I think that society is out of touch with our children and tries to protect them at the wrong times and ignores them the rest of the time.  The current case in point is the new film “Bully” which has caused consternation around Hollywood with respect to the MPAA’s rating system.  If you are unfamiliar with the dispute, “Bully” is a documentary about bullying in schools across America and was given a rating of “R” by the MPAA because of the language. 

It seems that virtually overnight the subject of bullying in schools has become epidemic, in part because of the myriad outlets in which bullies can ply their wares.  It used to be just on the schoolyard, demanding lunch money, calling names and intimidating the weak or timid.  Now, with accessibility to the Internet, it seems like bullying goes on 24/7 and in response society is screaming for an end.  Public service announcements, after-school specials, school assemblies and now Hollywood, all are trying to eradicate bullies and allow kids to be comfortable with who they are so they not go to school in fear.

“Bully” is not a dramatization starring Brad Pitt or Jonah Hill but is real kids with real problems and real fears.  It is insight into the world of bullies that society would otherwise not have, especially when our children are unwilling to discuss these issues with parents and teachers.  Not only is it beneficial for adults to learn about the world of bullying, the students themselves need to know that when they are being bullied, they are not alone; that there are other kids just like them, all across the country, who are suffering the same torment and terror.

Except the MPAA has decided that those kids who probably need to see the movie more than anyone else will not be able to because the language is inappropriate for children under 17.

The MPAA is kidding itself if it thinks that our children don’t know the language in that movie already.  I knew it in third grade.  The lines of decency in society are blurring more and more every day—if it isn’t “swear” words it is sexual innuendo.  It used to be that the words “bitch” and “ass” and “damn” were taboo on television and radio—now we hear them in primetime and drive time.  But I think we will all agree that there are times when the language is appropriate and other times when it is gratuitous. 

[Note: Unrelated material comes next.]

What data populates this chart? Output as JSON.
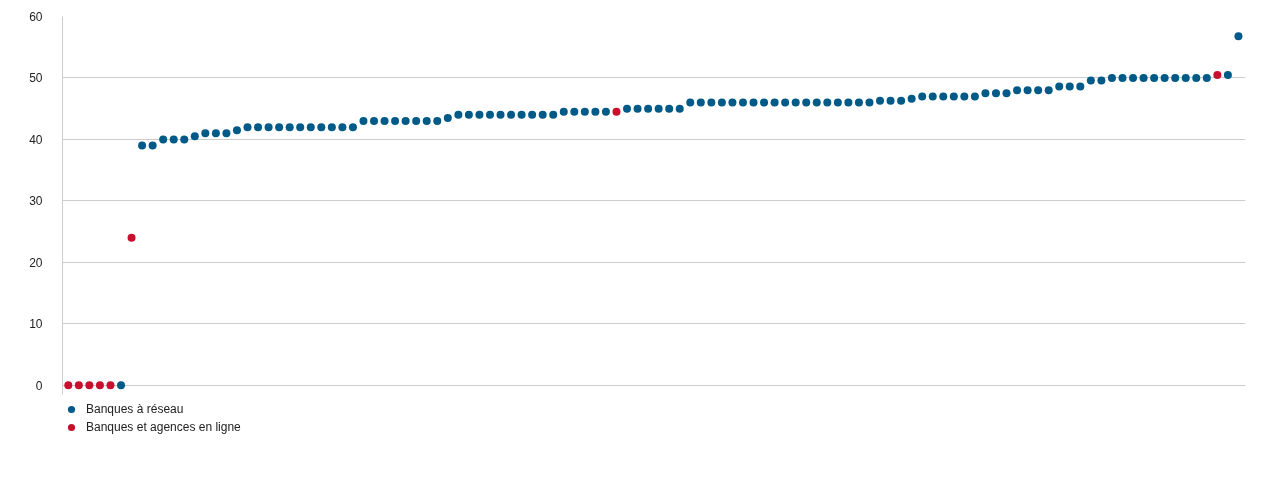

With the rating of “R,” the MPAA has demonstrated that they are more concerned with protecting immature ears from language they already no doubt hear instead of taking a stance on a subject that needs to be addressed.  Our kids need to see what other kids are going through.  The 14 year old who is being tormented because he is gay needs to know that he is not alone, that kids all across the country are being treated the same way.  The very people who could benefit from this film are being excluded from its viewing audience.  Why?  To protect them? 

You want to end an epidemic, it sometimes requires bold statements and a dramatic stance.  What, just because the movie uses the “F” word it automatically gets an “R” rating?  What about the movies that get “PG-13” ratings but are rife with killing, murder, sex, and adult themes?  Is that protecting our children?

Members of the MPAA, you have got it all wrong and you are truly making yourselves look antiquated and out of touch.  The world has changed.  Our children are smarter, are more in-tune with what is going on in society, and are far less “innocent” then you think they are.  But they still have problems with self-esteem and self-image.  A movie that brings these to the forefront in a documentary, not a dramatization starring the beautiful people who we don’t believe are being persecuted, can provide so much more value than keeping bad language from them. 

The old idea of sticks and stones may break my bones… times have changed.  Words may actually have far more lasting affects than sticks and stones.  Broken bones will heal, but words that cut could lead to lifelong misery.  Our children need to know that they are not alone, that bullying has to be a dying institution.  How do you get rid of bullies?  Expose them.  What better way to do that then to give kids the power to stand up for themselves, to feel comfortable that they are not alone.

MPAA, do the right thing.  Change your position on this.  You truly are cutting off your nose to spite your face…  You think you are the protectors of what is decent- right now, you are its biggest offender.